Parent's Low Incentiveto Support:Kotagala's contribution to CFLB's group EBITDA will remain below 15% over FY22-FY25 while factors such as competitive advantages to the parent and CFLB's growth potential remain low, weakening the overall strategic support incentive. CFLB has provided limited support in the past via working-capital funding, but this has not been sufficient to avoid a default. Operational incentives to support are also weak as CFLB is diversified, with limited operational synergies with Kotagala, with no brand overlap and little common management.
Kotagala's rating is driven by its current debt restructuring process for its bank loans, therefore Kotagala's rating is multiple-notches lower than the ratings of its closest peers on the Sri Lanka national scale.
Fitch's Key Assumptions Within Our Rating Case for the Issuer:
- Revenue to increase by 75% in FY23 to LKR6.0 billion amid the benefit of currency depreciation and stronger crop prices. Revenue growth to slow to low single digits from FY24 once global crop prices moderate.
- EBITDA margin of 15% in FY23, benefitting from strong prices across most crops. Margins to fall to high single digits in FY24 once prices stabilise and owing to rising operating costs, especially in the tea and rubber segments.
- Capex of around LKR300 million a year over FY23-FY25 spent mainly on replanting and mechanisation of the production process.
- Interest rates to increase to 20% over FY23-FY24 in line with the recent hike in policy rates
- No dividend payments over FY23-FY24.
Factors that could, individually or collectively, lead to positive rating action/upgrade:
- The 'RD(lka)' rating will be upgraded to reflect the appropriate National Long-Term Rating for the post-restructuring capital structure, risk profile and prospects in accordance with our criteria, upon completion of a financial restructuring and once sufficient information is available.
Factors that could, individually or collectively, lead to negative rating action/downgrade:
- Kotagala entering into bankruptcy filings, administration, liquidation or other formal winding-up procedures.
Weak Liquidity, Debt Restructuring: As of end-March 2022, Kotagala had LKR133 million in cash compared with LKR1.2 billion in debt maturing in the next 12 months.

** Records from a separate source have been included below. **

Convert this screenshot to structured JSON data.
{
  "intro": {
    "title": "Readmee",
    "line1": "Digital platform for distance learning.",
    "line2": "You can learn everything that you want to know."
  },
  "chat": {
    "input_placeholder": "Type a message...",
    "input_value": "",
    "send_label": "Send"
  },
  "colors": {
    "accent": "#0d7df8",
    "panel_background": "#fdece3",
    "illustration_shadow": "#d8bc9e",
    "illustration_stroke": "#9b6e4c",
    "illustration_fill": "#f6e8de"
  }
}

Of this, around LKR560 million of short-term debt is currently being restructured. The remining short-term debt of around LKR200 million is related to broker credit and may be rolled over in the normal course of business because they are backed by tea sales.
Kotagala's contractual maturities in the next 12 months amounts to around LKR450 million, and of this LKR240 million will be directly paid through the tripartite agreements with the tea brokers. However, this will reduce the amount of cash available to fund the group's operating costs in its plantations, especially in the absence of any unutilised credit lines available from banks. The group has around LKR400 million of unutilised broker credit that can be used for working-capital purposes if required, but the debt service cost of this facility is significantly higher than other funding sources.
We expect Kotagala to generate around LKR200 million in negative free cash flow in FY23 amid high capex on replanting and mechanisation of the harvesting process, following a capex slowdown in the last few years to conserve cash, and settlement of statutory dues during the year.
Kotagala is a domestic plantation company engaged in tea, rubber and palm oil.
The principal sources of information used in the analysis are described in the Applicable Criteria.